콘텐츠로 이동

title: Design system QA — visual regression, token drift, a11y regression applies_to: [design-system, ci, testing] version: 1.0.0 last_updated: 2026-05 stability: stable


Design system QA

A design system without QA decays. Tokens drift from spec, components deviate from their docs, accessibility regresses silently. This is the test pyramid for a design system.

What can break

What How it breaks Detection
Token values Engineer hard-codes a hex instead of using a token Token drift lint
Component visual Padding off by 4px after refactor Visual regression test
Component API Prop signature changes silently TypeScript + breaking-change detection
A11y New change introduces contrast under 4.5:1 A11y regression (axe / lighthouse)
Token-to-Figma sync Code says brand-600 = #7C3AED; Figma still has #8B5CF6 Sync diff CI job
Cross-component consistency Button radius is 8px, Input radius is 10px Token-usage lint

Test pyramid

                   ┌───────────────────────┐
                   │  Visual regression    │  ← slow, expensive (Chromatic / Percy)
                   │  (per release)         │
                   └───────────────────────┘
              ┌────────────────────────────────┐
              │  A11y regression (axe-core)    │  ← per PR, fast
              │  Token-usage lint              │
              │  Component contract tests       │
              └────────────────────────────────┘
       ┌────────────────────────────────────────────┐
       │  Unit: utility functions (color, format)   │  ← per commit, instant
       │  Type: TypeScript on tokens + props        │
       └────────────────────────────────────────────┘

Layer 1 — token drift detection

Rule: no raw hex values in component code

Engineers should only reference tokens — never inline #7C3AED. Lint catches violations:

// .eslintrc — design-tokens-only rule
{
  rules: {
    "no-restricted-syntax": [
      "error",
      {
        selector: "Literal[value=/^#[0-9A-Fa-f]{3,8}$/]",
        message: "Use a design token, not a raw hex value.",
      },
    ],
  },
}

Or via Stylelint for CSS:

// .stylelintrc
{
  rules: {
    "color-no-hex": [true, { severity: "error" }],
  },
}

Allow exceptions in: - The token source file itself (tokens/source.json). - Generated outputs (tokens.css).

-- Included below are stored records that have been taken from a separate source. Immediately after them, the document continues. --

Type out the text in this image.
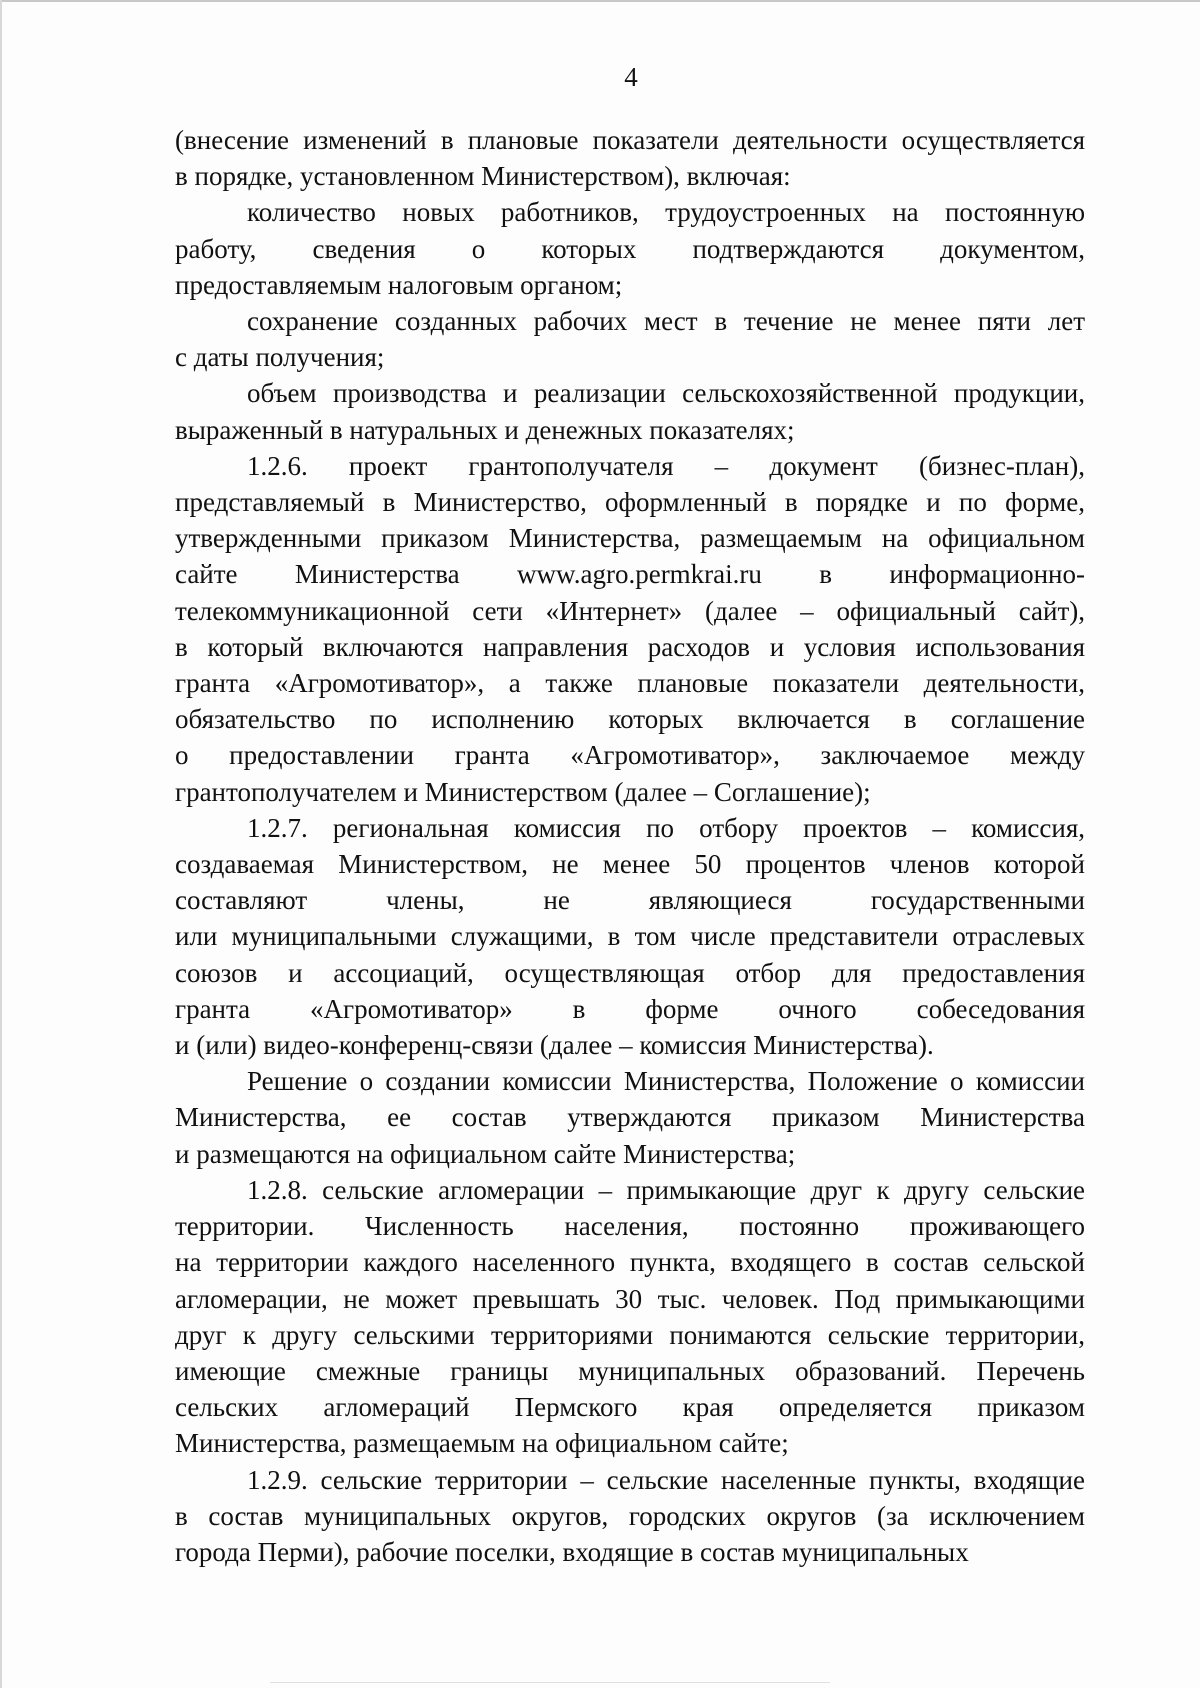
4
(внесение изменений в плановые показатели деятельности осуществляется
в порядке, установленном Министерством), включая:
количество новых работников, трудоустроенных на постоянную
работу, сведения о которых подтверждаются документом,
предоставляемым налоговым органом;
сохранение созданных рабочих мест в течение не менее пяти лет
с даты получения;
объем производства и реализации сельскохозяйственной продукции,
выраженный в натуральных и денежных показателях;
1.2.6. проект грантополучателя – документ (бизнес-план),
представляемый в Министерство, оформленный в порядке и по форме,
утвержденными приказом Министерства, размещаемым на официальном
сайте Министерства www.agro.permkrai.ru в информационно-
телекоммуникационной сети «Интернет» (далее – официальный сайт),
в который включаются направления расходов и условия использования
гранта «Агромотиватор», а также плановые показатели деятельности,
обязательство по исполнению которых включается в соглашение
о предоставлении гранта «Агромотиватор», заключаемое между
грантополучателем и Министерством (далее – Соглашение);
1.2.7. региональная комиссия по отбору проектов – комиссия,
создаваемая Министерством, не менее 50 процентов членов которой
составляют члены, не являющиеся государственными
или муниципальными служащими, в том числе представители отраслевых
союзов и ассоциаций, осуществляющая отбор для предоставления
гранта «Агромотиватор» в форме очного собеседования
и (или) видео-конференц-связи (далее – комиссия Министерства).
Решение о создании комиссии Министерства, Положение о комиссии
Министерства, ее состав утверждаются приказом Министерства
и размещаются на официальном сайте Министерства;
1.2.8. сельские агломерации – примыкающие друг к другу сельские
территории. Численность населения, постоянно проживающего
на территории каждого населенного пункта, входящего в состав сельской
агломерации, не может превышать 30 тыс. человек. Под примыкающими
друг к другу сельскими территориями понимаются сельские территории,
имеющие смежные границы муниципальных образований. Перечень
сельских агломераций Пермского края определяется приказом
Министерства, размещаемым на официальном сайте;
1.2.9. сельские территории – сельские населенные пункты, входящие
в состав муниципальных округов, городских округов (за исключением
города Перми), рабочие поселки, входящие в состав муниципальных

Rule: tokens must reference, not duplicate

Semantic tokens reference primitive tokens; they don't duplicate hex:

# Correct
color.semantic.primary:
  $value: "{color.brand.primary.600}"

# Wrong (duplicates the value)
color.semantic.primary:
  $value: "#7C3AED"

Style Dictionary and similar tools resolve {path} references; CI lints for direct values in semantic layers.

Token sync diff (Figma ↔ code)

If both code and Figma host tokens, drift is inevitable. CI job:

#!/bin/bash
# Pull Figma tokens via REST API
curl -H "X-Figma-Token: $FIGMA_TOKEN" \
  "https://api.figma.com/v1/files/$FIGMA_FILE/variables/local" \
  | jq '...transform...' > /tmp/figma-tokens.json

# Diff against committed tokens
diff tokens/source.json /tmp/figma-tokens.json && echo "in sync" || {
  echo "DRIFT DETECTED"
  exit 1
}

Run nightly OR on PR open. Fail PR if Figma tokens have drifted from source.json.

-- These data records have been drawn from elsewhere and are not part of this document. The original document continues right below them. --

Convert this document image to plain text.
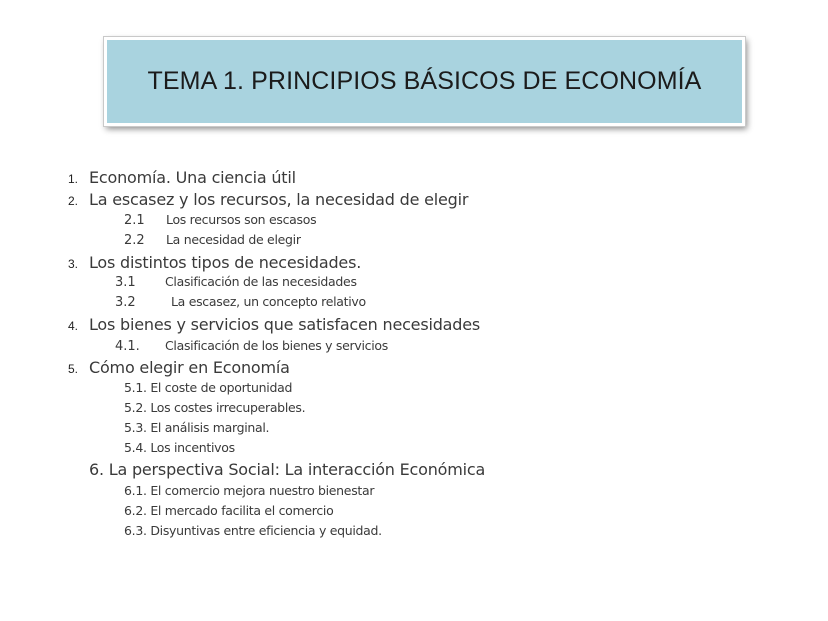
TEMA 1. PRINCIPIOS BÁSICOS DE ECONOMÍA
1. Economía. Una ciencia útil
2. La escasez y los recursos, la necesidad de elegir
2.1 Los recursos son escasos
2.2 La necesidad de elegir
3. Los distintos tipos de necesidades.
3.1 Clasificación de las necesidades
3.2	La escasez, un concepto relativo
4. Los bienes y servicios que satisfacen necesidades
4.1. Clasificación de los bienes y servicios
5. Cómo elegir en Economía
5.1. El coste de oportunidad
5.2. Los costes irrecuperables.
5.3. El análisis marginal.
5.4. Los incentivos
6. La perspectiva Social: La interacción Económica
6.1. El comercio mejora nuestro bienestar
6.2. El mercado facilita el comercio
6.3. Disyuntivas entre eficiencia y equidad.
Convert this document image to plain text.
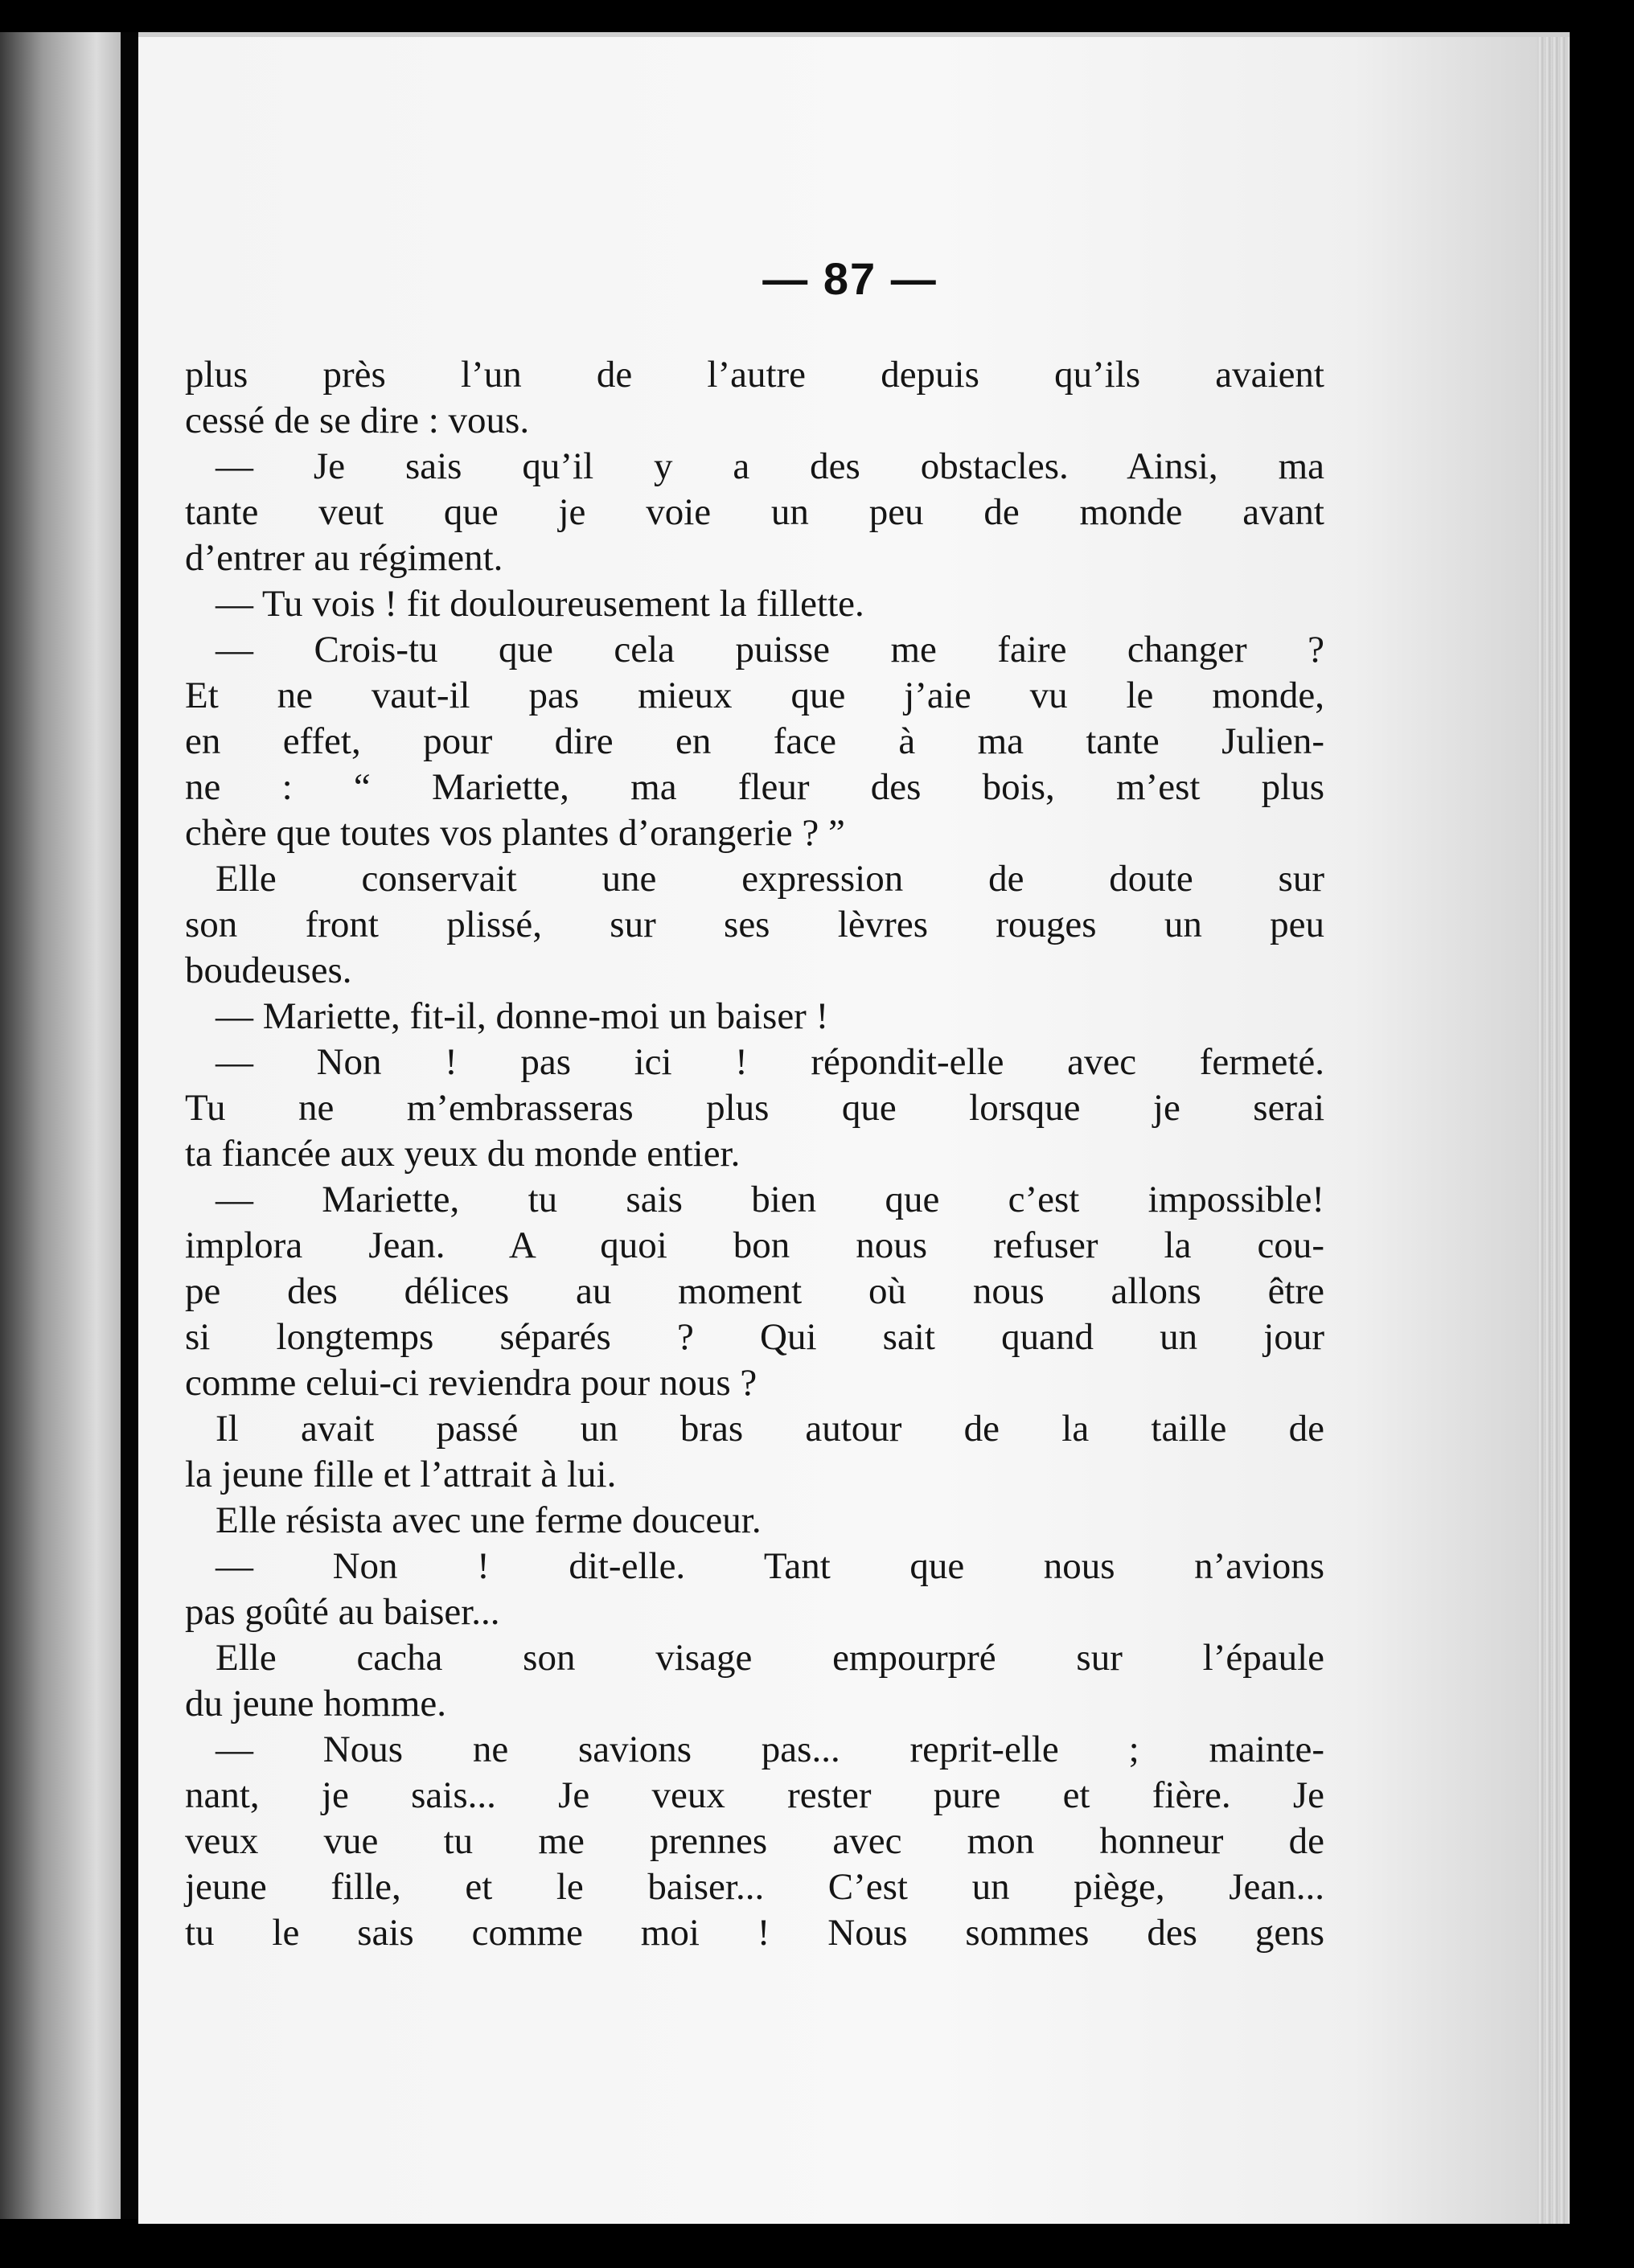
— 87 —
plus près l’un de l’autre depuis qu’ils avaient
cessé de se dire : vous.
— Je sais qu’il y a des obstacles. Ainsi, ma
tante veut que je voie un peu de monde avant
d’entrer au régiment.
— Tu vois ! fit douloureusement la fillette.
— Crois-tu que cela puisse me faire changer ?
Et ne vaut-il pas mieux que j’aie vu le monde,
en effet, pour dire en face à ma tante Julien-
ne : “ Mariette, ma fleur des bois, m’est plus
chère que toutes vos plantes d’orangerie ? ”
Elle conservait une expression de doute sur
son front plissé, sur ses lèvres rouges un peu
boudeuses.
— Mariette, fit-il, donne-moi un baiser !
— Non ! pas ici ! répondit-elle avec fermeté.
Tu ne m’embrasseras plus que lorsque je serai
ta fiancée aux yeux du monde entier.
— Mariette, tu sais bien que c’est impossible!
implora Jean. A quoi bon nous refuser la cou-
pe des délices au moment où nous allons être
si longtemps séparés ? Qui sait quand un jour
comme celui-ci reviendra pour nous ?
Il avait passé un bras autour de la taille de
la jeune fille et l’attrait à lui.
Elle résista avec une ferme douceur.
— Non ! dit-elle. Tant que nous n’avions
pas goûté au baiser...
Elle cacha son visage empourpré sur l’épaule
du jeune homme.
— Nous ne savions pas... reprit-elle ; mainte-
nant, je sais... Je veux rester pure et fière. Je
veux vue tu me prennes avec mon honneur de
jeune fille, et le baiser... C’est un piège, Jean...
tu le sais comme moi ! Nous sommes des gens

Decide a direction-of-truth: - Code is source: drift means Figma needs update. Notify designer. - Figma is source: drift means code needs regeneration. Auto-PR if possible.

See docs/TOKEN-SYNC.md for the broader sync strategy.

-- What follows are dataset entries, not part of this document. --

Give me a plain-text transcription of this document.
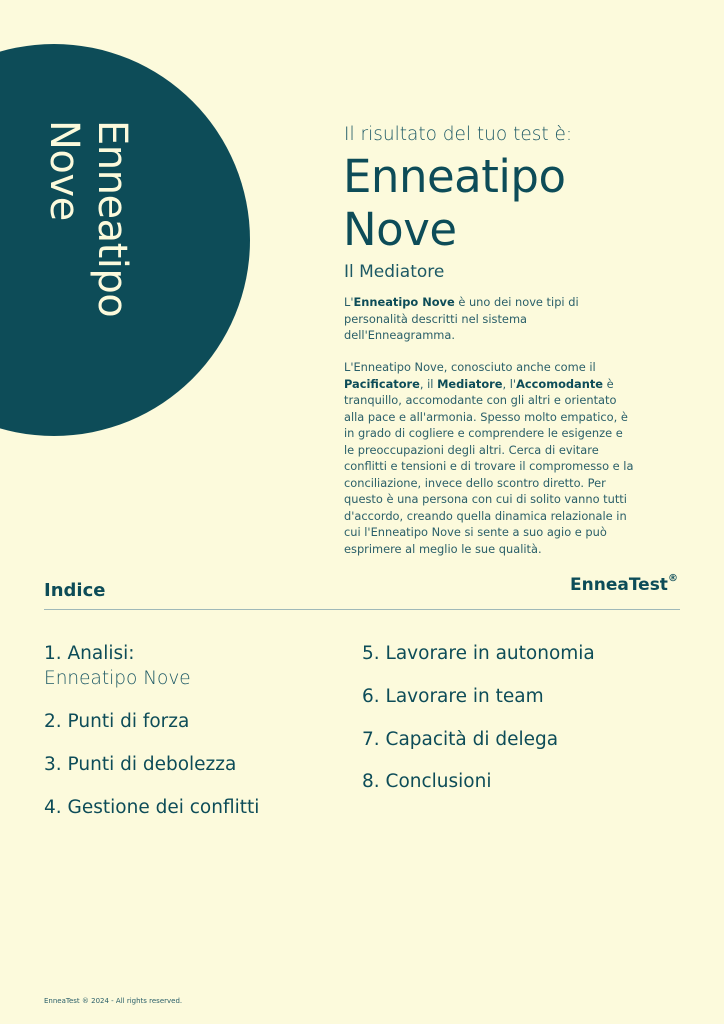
Enneatipo
Nove	Il risultato del tuo test è:
Enneatipo
Nove
Il Mediatore
L'Enneatipo Nove è uno dei nove tipi di personalità descritti nel sistema dell'Enneagramma.
L'Enneatipo Nove, conosciuto anche come il Pacificatore, il Mediatore, l'Accomodante è tranquillo, accomodante con gli altri e orientato alla pace e all'armonia. Spesso molto empatico, è in grado di cogliere e comprendere le esigenze e le preoccupazioni degli altri. Cerca di evitare conflitti e tensioni e di trovare il compromesso e la conciliazione, invece dello scontro diretto. Per questo è una persona con cui di solito vanno tutti d'accordo, creando quella dinamica relazionale in cui l'Enneatipo Nove si sente a suo agio e può esprimere al meglio le sue qualità.
Indice	EnneaTest®
1. Analisi:
Enneatipo Nove
2. Punti di forza
3. Punti di debolezza
4. Gestione dei conflitti
5. Lavorare in autonomia
6. Lavorare in team
7. Capacità di delega
8. Conclusioni
EnneaTest ® 2024 - All rights reserved.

Layer 2 — visual regression

Renders every component (or screen) and pixel-compares against a baseline image. Fails if pixels diverge beyond a threshold.

Tools

Tool Cost Use
Chromatic Paid (Storybook integration) Best DX. Cloud-based. Diffs per PR.
Percy (BrowserStack) Paid Similar to Chromatic. Less Storybook-tight.
Loki Free OSS, pairs with Storybook. Limited features.
Playwright + image-snapshot Free Roll-your-own with Playwright tests + screenshot diff.
happo Paid Cross-browser visual regression.

What to capture

A test catalog (Storybook stories + critical screen flows):

// Storybook story per component variant
export const PrimarySolid = () => <Button intent="primary" variant="solid">Save</Button>;
export const PrimaryDisabled = () => <Button intent="primary" disabled>Save</Button>;
export const PrimaryLoading = () => <Button intent="primary" loading>Save</Button>;
// ... for each variant × size × state combination

For a Button with 4 intents × 4 variants × 3 sizes × 6 states ≈ 288 visual tests. Catch any unintended pixel change.

Threshold tuning

Set per-test threshold (typically 0.1–0.2% pixel diff):

  • Too tight: anti-aliasing changes flag every test.
  • Too loose: real regressions pass through.
  • Calibrate against your CI runner's font rendering (varies between OSes).

Approve workflow

When a real change happens: 1. PR introduces visual change. 2. CI flags diffs. 3. Reviewer inspects (Chromatic shows side-by-side). 4. Reviewer approves diffs as new baseline. 5. Merge.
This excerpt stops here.